The article also links to a Microsoft security advisory that details how to use the “Microsoft Defender Advanced Threat Protection” (MDATP) policy to block the installation of unsigned drivers. A separate link provides a guide from CrowdStrike on identifying driver‑level persistence.

Looking Forward

As UNC5221 shifts to Brickstorm, the threat landscape will likely become more hostile for defenders that rely on static signatures or basic network monitoring. The backdoor’s modularity and stealth make it a perfect fit for the group’s “long‑term” objectives – which, as analysts suggest, may involve establishing a foothold in critical infrastructure and industrial control systems. By leveraging a RAT that can survive modern endpoint protection and seamlessly add new capabilities, UNC5221 is poised to become an even more formidable adversary.

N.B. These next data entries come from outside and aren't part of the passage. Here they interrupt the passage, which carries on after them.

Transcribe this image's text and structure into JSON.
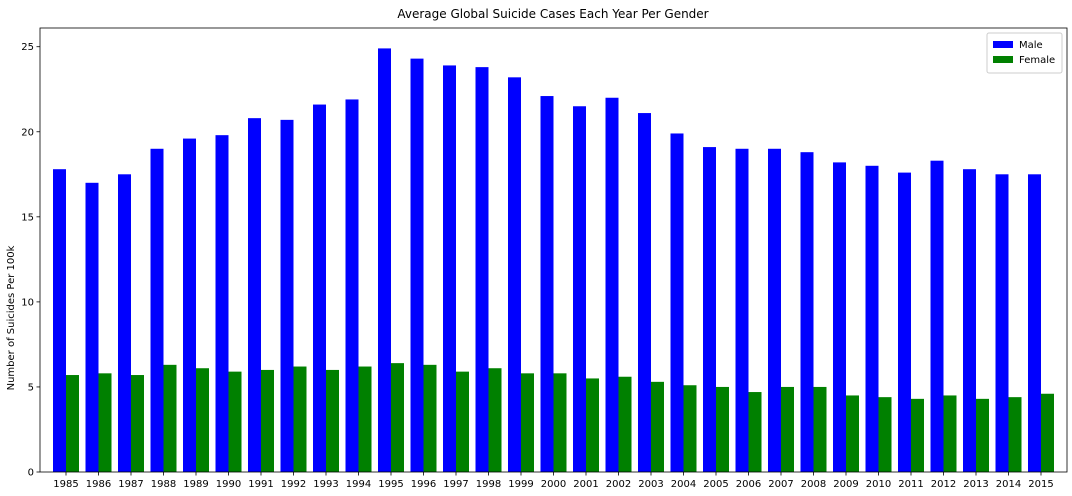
{
  "chart_data": {
    "type": "bar",
    "title": "Average Global Suicide Cases Each Year Per Gender",
    "xlabel": "",
    "ylabel": "Number of Suicides Per 100k",
    "ylim": [
      0,
      26.1
    ],
    "yticks": [
      0,
      5,
      10,
      15,
      20,
      25
    ],
    "grid": false,
    "legend_position": "top-right",
    "categories": [
      "1985",
      "1986",
      "1987",
      "1988",
      "1989",
      "1990",
      "1991",
      "1992",
      "1993",
      "1994",
      "1995",
      "1996",
      "1997",
      "1998",
      "1999",
      "2000",
      "2001",
      "2002",
      "2003",
      "2004",
      "2005",
      "2006",
      "2007",
      "2008",
      "2009",
      "2010",
      "2011",
      "2012",
      "2013",
      "2014",
      "2015"
    ],
    "series": [
      {
        "name": "Male",
        "color": "#0000ff",
        "values": [
          17.8,
          17.0,
          17.5,
          19.0,
          19.6,
          19.8,
          20.8,
          20.7,
          21.6,
          21.9,
          24.9,
          24.3,
          23.9,
          23.8,
          23.2,
          22.1,
          21.5,
          22.0,
          21.1,
          19.9,
          19.1,
          19.0,
          19.0,
          18.8,
          18.2,
          18.0,
          17.6,
          18.3,
          17.8,
          17.5,
          17.5
        ]
      },
      {
        "name": "Female",
        "color": "#008000",
        "values": [
          5.7,
          5.8,
          5.7,
          6.3,
          6.1,
          5.9,
          6.0,
          6.2,
          6.0,
          6.2,
          6.4,
          6.3,
          5.9,
          6.1,
          5.8,
          5.8,
          5.5,
          5.6,
          5.3,
          5.1,
          5.0,
          4.7,
          5.0,
          5.0,
          4.5,
          4.4,
          4.3,
          4.5,
          4.3,
          4.4,
          4.6
        ]
      }
    ]
  }
}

The Hacker News coverage underscores the importance of a layered security posture that includes real‑time detection, user training, and proactive threat hunting. In an era where threat actors can adapt their toolkits rapidly, staying ahead of them requires a combination of technology, intelligence, and vigilance. The article’s detailed breakdown of Brickstorm’s capabilities and the group’s delivery chain serves as a reminder that no security measure is sufficient on its own – but when combined, they can thwart even the most sophisticated adversaries.